Animating the Clean

Imagine you want to make a cartoon character doing the clean.  You might start by drawing the character holding onto the bar in a good setup position and then for your next frame, draw them picking up the bar one inch off the ground.  Step by step.

It would work – particularly if you had a very clear idea of what the clean is supposed to look like.  Another way would be to have a model hold three positions – floor, hang and high hang.  Then you could draw each of these three positions.  Working backwards, you could then fill in the gaps between the three positions.  You wouldn’t have any reference for what the actual throwing of the bar looks like, so you’d want to watch your model doing tons of the barbell warmup drill.  With that info you could fill in the frames that covered how the barbell gets from the high hang to the catch position.
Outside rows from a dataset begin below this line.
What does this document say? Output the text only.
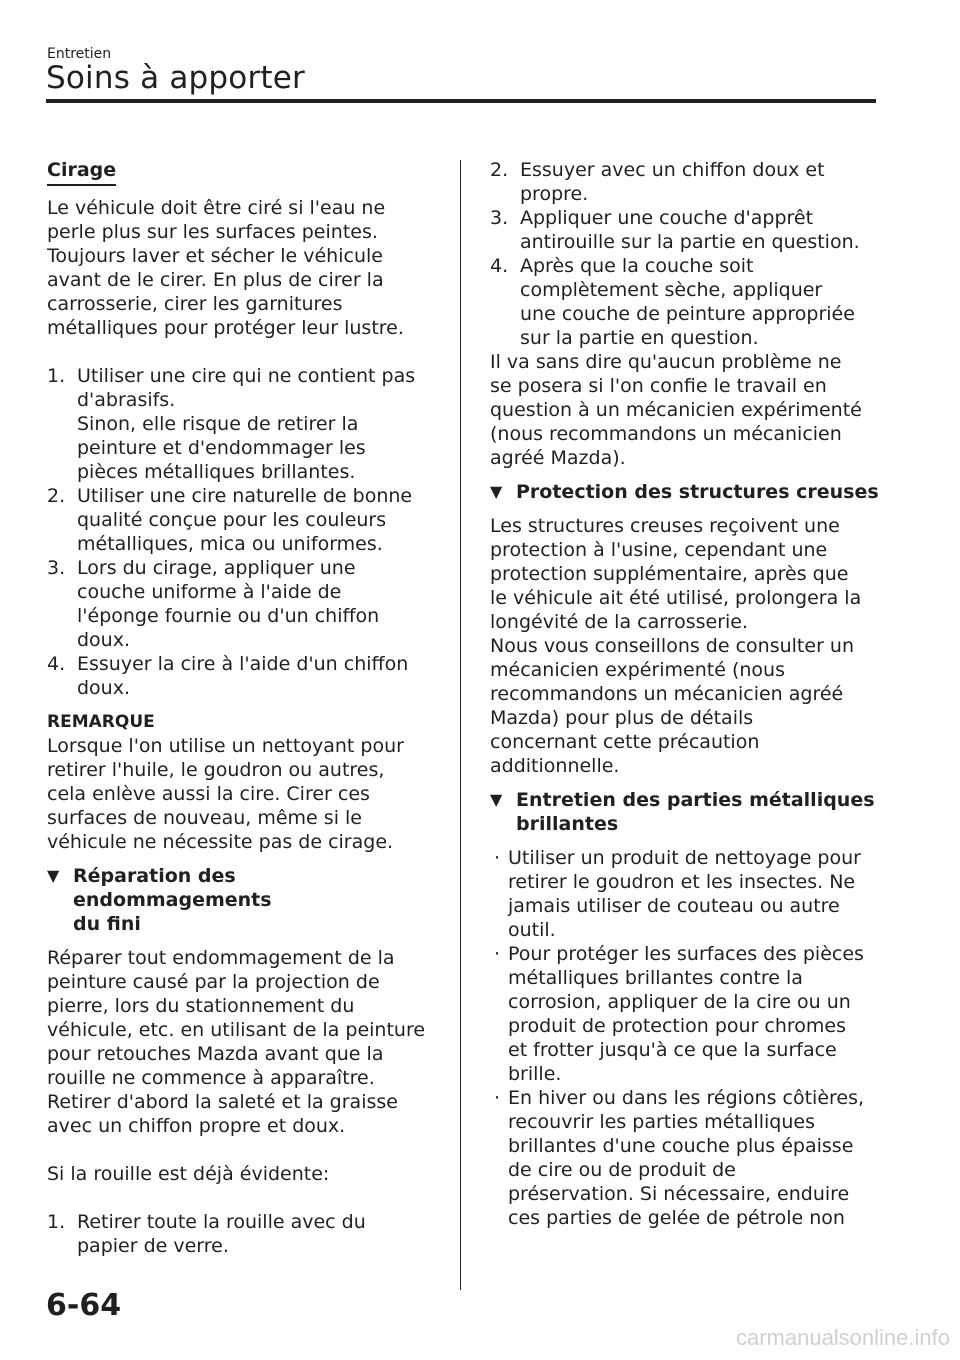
Entretien
Soins à apporter
Cirage
Le véhicule doit être ciré si l'eau ne
perle plus sur les surfaces peintes.
Toujours laver et sécher le véhicule
avant de le cirer. En plus de cirer la
carrosserie, cirer les garnitures
métalliques pour protéger leur lustre.
1. Utiliser une cire qui ne contient pas
d'abrasifs.
Sinon, elle risque de retirer la
peinture et d'endommager les
pièces métalliques brillantes.
2. Utiliser une cire naturelle de bonne
qualité conçue pour les couleurs
métalliques, mica ou uniformes.
3. Lors du cirage, appliquer une
couche uniforme à l'aide de
l'éponge fournie ou d'un chiffon
doux.
4. Essuyer la cire à l'aide d'un chiffon
doux.
REMARQUE
Lorsque l'on utilise un nettoyant pour
retirer l'huile, le goudron ou autres,
cela enlève aussi la cire. Cirer ces
surfaces de nouveau, même si le
véhicule ne nécessite pas de cirage.
▼ Réparation des endommagements
du fini
Réparer tout endommagement de la
peinture causé par la projection de
pierre, lors du stationnement du
véhicule, etc. en utilisant de la peinture
pour retouches Mazda avant que la
rouille ne commence à apparaître.
Retirer d'abord la saleté et la graisse
avec un chiffon propre et doux.
Si la rouille est déjà évidente:
1. Retirer toute la rouille avec du
papier de verre.
2. Essuyer avec un chiffon doux et
propre.
3. Appliquer une couche d'apprêt
antirouille sur la partie en question.
4. Après que la couche soit
complètement sèche, appliquer
une couche de peinture appropriée
sur la partie en question.
Il va sans dire qu'aucun problème ne
se posera si l'on confie le travail en
question à un mécanicien expérimenté
(nous recommandons un mécanicien
agréé Mazda).
▼ Protection des structures creuses
Les structures creuses reçoivent une
protection à l'usine, cependant une
protection supplémentaire, après que
le véhicule ait été utilisé, prolongera la
longévité de la carrosserie.
Nous vous conseillons de consulter un
mécanicien expérimenté (nous
recommandons un mécanicien agréé
Mazda) pour plus de détails
concernant cette précaution
additionnelle.
▼ Entretien des parties métalliques
brillantes
· Utiliser un produit de nettoyage pour
retirer le goudron et les insectes. Ne
jamais utiliser de couteau ou autre
outil.
· Pour protéger les surfaces des pièces
métalliques brillantes contre la
corrosion, appliquer de la cire ou un
produit de protection pour chromes
et frotter jusqu'à ce que la surface
brille.
· En hiver ou dans les régions côtières,
recouvrir les parties métalliques
brillantes d'une couche plus épaisse
de cire ou de produit de
préservation. Si nécessaire, enduire
ces parties de gelée de pétrole non
6-64
carmanualsonline.info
You could learn to animate the clean!  Neat!  Or you could do the three pause clean to burn the three positions into your muscles, do the grease the groove drill to understand the transition between hang and high hang and do the barbell warmup drill to understand how to throw and catch the bar.

Our goal in this block has been, like an animator drawing key frames (those vital points of movement that make drawing the transitions easy), to memorize key positions so that our body (like the outsourced animators in far away lands who draw all the non-key frames) can simply fill in the gaps and make the move beautiful and functional.  I hope these three drills have helped.